Dan Friedman The Charlie Kaufman of Adaptation is, like Barris, a success - and yet, not a successful success. Malkovich has made him famous, but also created a fictional identity (the genius screenwriter Charlie Kaufman) which, unlike Barris's spy persona, seems to intimidate and threaten its subject. Kaufman's attempts to escape this invasion of his life by fiction fail; the twin dies, the girlfriend isn't his girlfriend, The Orchid Thief becomes the Charlie Kaufman story. "Charlie Kaufman" wants to deal with The Orchid Thief responsibly - to make a movie just about flowers - but he realizes he can't do it. The only movie to be made is "Donald's" escapist fantasy. Lies, not truth - and in 'real life' as well, where Donald succeeds with women, parties till late and writes with ease. Adaptation becomes a documentary about how the twins adapt to one another's success. The paradox of the film is that "Charlie Kaufman's" only escape from this circuit of fiction and fact is the part of his personality that doesn't want to escape, that wants to deal with the beauty of plants. The plants have what Sartre calls a 'facticity,' a quality in and of themselves, which - as Sartre also said - is what differentiates the something-ness of objects from the nothingness of human personae. Plants, though, are not static. They adapt, into infinite varieties. There are, of course, many layers of adaptation in the film. First, there is Charlie, who is having to adapt to his status having changed, on the basis of his fame, from non-entity to genius. Second, there is his futile attempt to adapt Susan Orlean's book into a screenplay (ironically, the film changes the book so much that the WGA no longer classifies Adaptation as an adaptation). Third, there is the social adaptation we as individuals must undergo to fit into society and to our social, as well as physical, environment. Fourth is our Darwinian adaptation as a species, through the process of evolution -- especially in a stunningly realized sequence that graphically answers Cage/Charlie's question "How did I get here?" in a way that, while seeming to provide a cosmic answer to Cage's existential question, actually reinforces the despairing feeling behind it.
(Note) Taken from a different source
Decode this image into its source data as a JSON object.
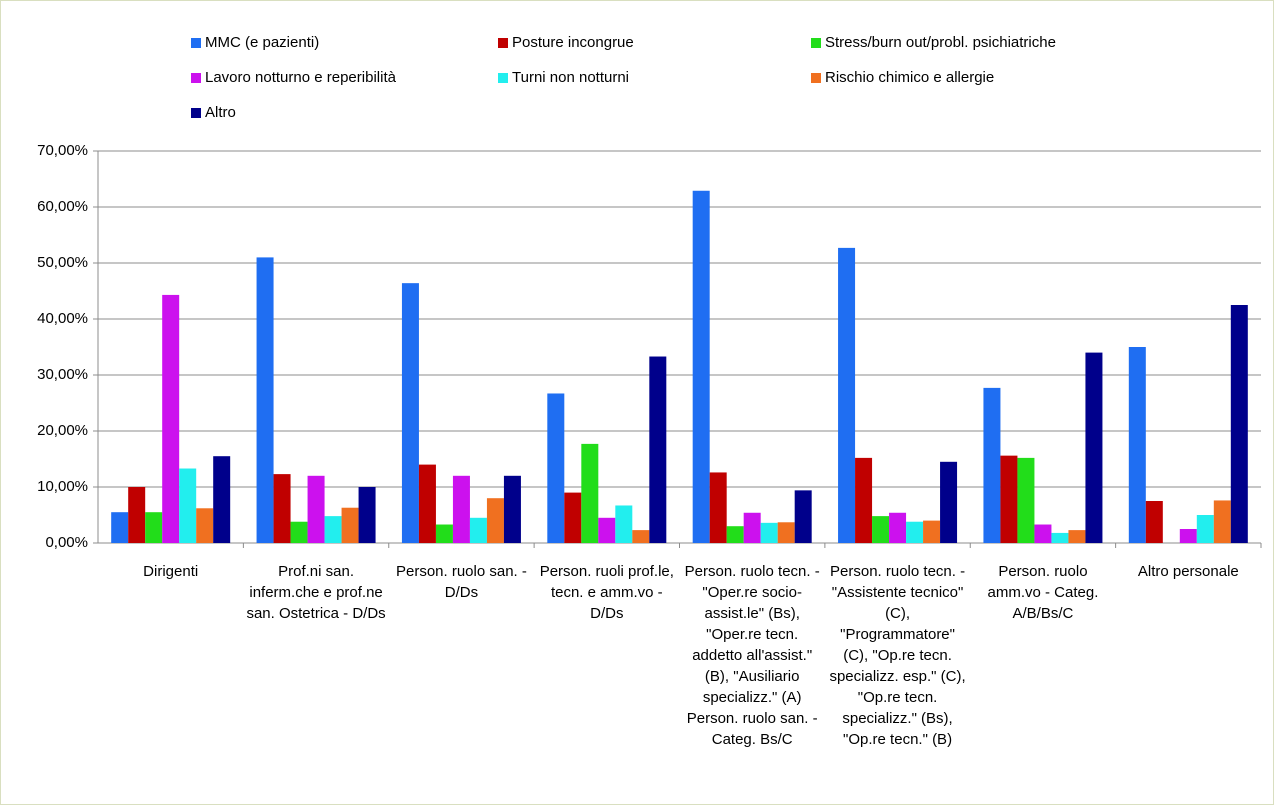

Finally, the film itself adapts -- changes itself --
in order to come to a conclusion. The film that Charlie wanted to make,
or felt capable of making, is unfinishable. Charlie himself recognizes
that, and, in a fit of desperation, asks Donald to have a look at the
screenplay. So, from the point when Donald takes up the script in the hotel room,
Adaptation turns into Donald's film, including car chases, sexual intrigue, drugs and the twin's own gruesome death. By buying into every nostrum prescribed by script guru Robert McKee (beautifully played right down the line of seriousness by Brian Cox), Donald-rather than Charlie-finishes the movie with a blaze of drama that Charlie could never pull off.